Щедрый август торопил сонное солнышко, выгоняя его на безоблачное небо, как выгоняют пастухи корову на выпас. Сначала разнежено, розово-ало, как молодайка после сладкой ночи, солнце медленно выкатилось из-за бугра, начало округляться и уменьшаться, поднимаясь всё выше и выше, потом оторвалось от матушки-земли и поплыло звонким мячиком по небу, раскаляясь на ходу. Так же и Марья, разоспавшаяся после встречи с мужем, растрёпой походила по избе, но вдруг разом подобралась, взглянув на лавку, где птенчиком свернулась чужая девочка. Подошла, пощупала, жар спал. Выдохнула «Живая!». И забегала, накидывая на крепкое тело затрапезный сарафан, побежала доить Пеструшку, на ходу схватила со стола чашку с водой, плеснула в печь – домового водица. Ставили бабы на ночь воды и хлебца охране дома, чтоб от беды уберегал. Под ровный плеск молока решала, как не осрамиться перед миром, что же делать. Встала довольная – Пеструшка не дёргалась, полный подойник молока дала! – и поплыла павой к крыльцу. На выгоне Марью уже выглядывали соседушки, не торопились бежать по домам.
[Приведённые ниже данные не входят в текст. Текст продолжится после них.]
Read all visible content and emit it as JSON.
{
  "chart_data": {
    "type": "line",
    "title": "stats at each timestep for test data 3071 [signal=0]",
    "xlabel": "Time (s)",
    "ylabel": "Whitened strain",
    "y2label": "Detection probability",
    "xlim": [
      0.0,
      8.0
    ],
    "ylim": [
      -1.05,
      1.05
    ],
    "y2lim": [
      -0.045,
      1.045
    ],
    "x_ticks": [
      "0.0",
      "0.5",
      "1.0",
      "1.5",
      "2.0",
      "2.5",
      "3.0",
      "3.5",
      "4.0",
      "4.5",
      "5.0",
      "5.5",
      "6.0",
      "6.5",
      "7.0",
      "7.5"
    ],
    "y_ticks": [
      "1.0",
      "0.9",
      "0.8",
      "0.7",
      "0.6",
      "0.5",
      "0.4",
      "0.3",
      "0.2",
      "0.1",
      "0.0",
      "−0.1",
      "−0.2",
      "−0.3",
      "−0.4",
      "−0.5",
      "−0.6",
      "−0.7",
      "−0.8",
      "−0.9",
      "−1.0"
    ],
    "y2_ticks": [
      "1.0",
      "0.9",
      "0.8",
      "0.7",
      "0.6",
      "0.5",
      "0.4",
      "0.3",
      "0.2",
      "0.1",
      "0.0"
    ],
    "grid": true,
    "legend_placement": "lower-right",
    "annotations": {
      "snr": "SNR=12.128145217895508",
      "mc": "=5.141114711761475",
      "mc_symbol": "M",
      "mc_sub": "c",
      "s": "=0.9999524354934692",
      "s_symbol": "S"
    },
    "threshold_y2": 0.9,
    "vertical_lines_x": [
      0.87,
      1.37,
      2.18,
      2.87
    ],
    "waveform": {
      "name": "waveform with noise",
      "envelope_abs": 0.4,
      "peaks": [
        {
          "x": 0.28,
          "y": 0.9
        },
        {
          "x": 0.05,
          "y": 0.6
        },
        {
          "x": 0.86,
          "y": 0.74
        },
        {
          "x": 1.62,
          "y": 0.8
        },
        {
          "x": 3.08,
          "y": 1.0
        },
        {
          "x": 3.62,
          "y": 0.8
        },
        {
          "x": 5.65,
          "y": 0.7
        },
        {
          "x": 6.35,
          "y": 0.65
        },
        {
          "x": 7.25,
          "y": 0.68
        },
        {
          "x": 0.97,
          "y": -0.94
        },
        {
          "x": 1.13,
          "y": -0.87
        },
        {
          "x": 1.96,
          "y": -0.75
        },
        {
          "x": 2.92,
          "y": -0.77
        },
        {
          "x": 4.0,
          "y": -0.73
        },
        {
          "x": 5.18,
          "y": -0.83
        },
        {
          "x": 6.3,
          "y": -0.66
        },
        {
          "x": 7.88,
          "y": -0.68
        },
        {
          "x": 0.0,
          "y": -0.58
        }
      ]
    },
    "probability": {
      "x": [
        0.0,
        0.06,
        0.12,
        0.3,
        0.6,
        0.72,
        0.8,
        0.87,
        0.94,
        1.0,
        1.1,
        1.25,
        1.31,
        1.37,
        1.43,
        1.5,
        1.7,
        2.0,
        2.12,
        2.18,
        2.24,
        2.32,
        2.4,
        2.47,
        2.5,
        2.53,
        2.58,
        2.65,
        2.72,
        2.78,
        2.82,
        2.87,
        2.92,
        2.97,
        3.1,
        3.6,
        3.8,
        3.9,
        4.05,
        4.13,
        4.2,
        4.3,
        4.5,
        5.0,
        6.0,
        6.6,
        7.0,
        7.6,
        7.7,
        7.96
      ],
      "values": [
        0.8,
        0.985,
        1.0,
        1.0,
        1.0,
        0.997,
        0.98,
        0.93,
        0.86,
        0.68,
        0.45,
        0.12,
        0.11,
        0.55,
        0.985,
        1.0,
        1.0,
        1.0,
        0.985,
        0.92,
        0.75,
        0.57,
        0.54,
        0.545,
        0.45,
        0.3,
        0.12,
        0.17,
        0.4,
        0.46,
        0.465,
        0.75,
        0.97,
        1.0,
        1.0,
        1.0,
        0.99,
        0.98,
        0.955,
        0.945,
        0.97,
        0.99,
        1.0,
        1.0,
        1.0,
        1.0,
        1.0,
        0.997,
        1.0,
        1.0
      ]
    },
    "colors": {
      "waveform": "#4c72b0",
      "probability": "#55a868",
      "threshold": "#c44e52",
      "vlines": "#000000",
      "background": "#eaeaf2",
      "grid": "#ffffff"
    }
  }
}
– С доченькой тебя! – не выдержала криворотая жена Степана Катерина.

– Завидуешь? – одним словом припечатала Марья – года не прошло, как Катеринка дочь схоронила.

– Живая? – с беспокойством спросила подруга сердечная Марфа.

– Что с ней станется, живая, Бог спас! Аней зовут, мать ейная наша, русская, – пропела Марья. Не только для Марфиных ушей, многие услышат, тут же разнесут по селу.

С Марьей редко кто вступал в споры, она могла перекричать любую бабу, при этом могла метко сказать обидное слово, так ловко приплести прозвище, которое потом другие повторяли по любому случаю. Может, кому и хотелось поговорить про найдёнку, но промолчали. Победно вскинув смуглое лицо, Марья вернулась к дому, чтобы покормить семью. Парное молоко и хлеб – вот и завтрак.

Все утро Петр томился в ожидании, он не знал, что и думать: Марьюшка молчала. Ванятка наскоро умылся, глотнул молока и засел за столом, стараясь не показывать своё любопытство. Девочка зашевелилось, застонала.

– А ну, вставай, соня-засоня! – подскочила к лавке хозяйка, – Вставай полегоньку да иди завтракать. Ходить за тобой некому, Аня, неча тут разлёживаться!